Из этой заповеди только и понятны слова Достоевского о том, что каждый за всех виноват, и каждый отвечает за грехи каждого.

Можно сказать, что русская мысль вот уже больше века как на все лады и всеми своими голосами повторяет, что она поняла, что значит отдать душу свою за ближних своих, что она хочет идти путем любви, путем подлинного мистического человекообщения, которое тем самым есть и подлинное Богообщение. Часто так случается в истории мысли, что сначала возникают теоретические философские и богословские предпосылки, а потом известная идея стремится воплотиться в жизни. Наши теоретические предпосылки заполнили собою все русское духовное творчество XIX века, они прозвучали на весь мир, они оказались человечески гениальными, они определили собою вершину напряжения русского духа, его основную характеристику. Никакие войны и революции не в силах уничтожить того, что было сделано русским религиозно–философским гением в течение предшествующего периода истории русской мысли. Достоевский останется на веки, и не он один. От них мы можем черпать, от них мы можем получать неисчислимое количество данных, ответов на самые страшные вопросы, постановку самых неразрешенных проблем. Можно смело сказать, что главная тема русской мысли XIX века была о второй заповеди, о догматических, нравственных, философских, социальных и любых других аспектах ее.

Перед нами, перед православными людьми, пребывающими в Церкви и воспитанными на этой православной философии русского народа, наш долг раскрыть с предельной ясностью: мы должны сделать эти теоретические предпосылки, эти философские системы, эти богословские теории, эти заново ставшие священными слова:"соборность"и"Богочеловечество", — некими практическими вехами, как для наших личных духовных путей, самых сокровенных, самых интимных, так и для всякого нашего внешнего делания.

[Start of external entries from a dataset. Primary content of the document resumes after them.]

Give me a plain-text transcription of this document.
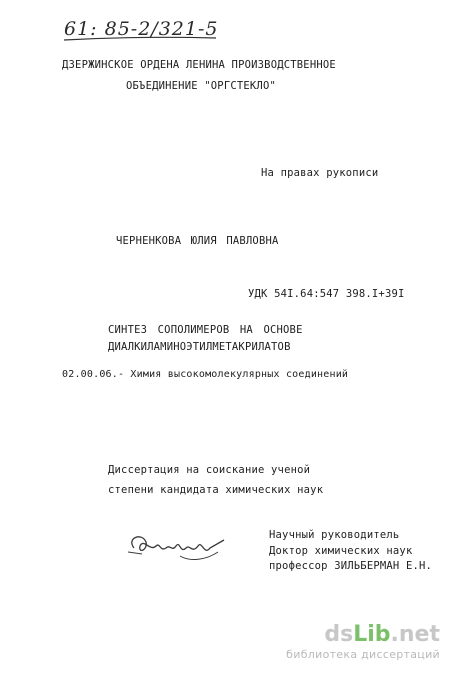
61: 85-2/321-5
ДЗЕРЖИНСКОЕ ОРДЕНА ЛЕНИНА ПРОИЗВОДСТВЕННОЕ
ОБЪЕДИНЕНИЕ "ОРГСТЕКЛО"
На правах рукописи
ЧЕРНЕНКОВА ЮЛИЯ ПАВЛОВНА
УДК 54I.64:547 398.I+39I
СИНТЕЗ СОПОЛИМЕРОВ НА ОСНОВЕ
ДИАЛКИЛАМИНОЭТИЛМЕТАКРИЛАТОВ
02.00.06.- Химия высокомолекулярных соединений
Диссертация на соискание ученой
степени кандидата химических наук
Научный руководитель
Доктор химических наук
профессор ЗИЛЬБЕРМАН Е.Н.
dsLib.net
библиотека диссертаций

Мы призваны воплотить в жизнь соборные и Богочеловеческие начала, лежащие в основе нашей Православной Церкви, мы призваны противопоставить тайну подлинного человекообщения всем иным лживым взаимоотношениям между людьми. Только тут единственный путь, на котором может жить Христова любовь, более того, — только тут единственный путь жизни, — вне его смерть. Вне его смерть в огне и пепле различных ненавистей, разъедающих современное человечество, ненависти классовой, национальной, расовой, смерть безбожной и бездарной, прохладной и нетворческой, эпигонской по существу лаической демократии. Всем видам мистических тоталитарностей мы противопоставляем только одно — личность, образ Божий в человеке. И всем видам пассивно коллективистических настроений в демократии мы противопоставляем соборность.

Но мы даже и не противопоставляем. Мы просто хотим жить так, как этому нас учит вторая заповедь Христова, определяющая собой все в отношении человека к этой его земной жизни, и мы хотим так эту нашу жизнь изживать, чтобы все те. кто вне ее, увидели и почувствовали единую спасительность, не превосходимую красоту, непреложную истинность именно этого христианского пути.

Удастся ли нам воплотить наши чаяния, мы не знаем. В основном это дело Божией воли. Но помимо Божией воли, Божией помощи и благодати, и к каждому из нас предъявляются требования, напрячь все свои силы, не бояться никакого самого трудного подвига, аскетически, самоограничиваясь, жертвенно и любовно, отдавая души свои за други своя, идти по стопам Христовым на нам предназначенную Голгофу.

РОЖДЕНИЕ В СМЕРТИ

От времен Иова многострадального и до мучительных вопрошаний Достоевского, от дней неправедного убиения Сократа, до дней наших, когда несправедливость и бессмыслица стала мерой вещей, через всех мыслителей, философов и богословов несется к небу безответный вопрос человечества: как осмыслить, как понять существование в Богом созданном мире зла и страдания, как сочетать Божественную справедливость и благость с несправедливостью всего, что нас окружает: с злой историей, с гибелью отдельных человеческих душ. с бездольем мира, с нашим невыносимым человеческим сиротством, с утратами, со смертью. Возникают бесчисленные попытки Теодипеи, оправдание Бога. Все они — знаки страшной жажды человечества добиться ответа, найти и в этой земной жизни гармонию жизни небесной. — и все они в последнем счете както не долетают, не дохватывают, бессильно падают вновь на землю, — и поэтому не удовлетворяют.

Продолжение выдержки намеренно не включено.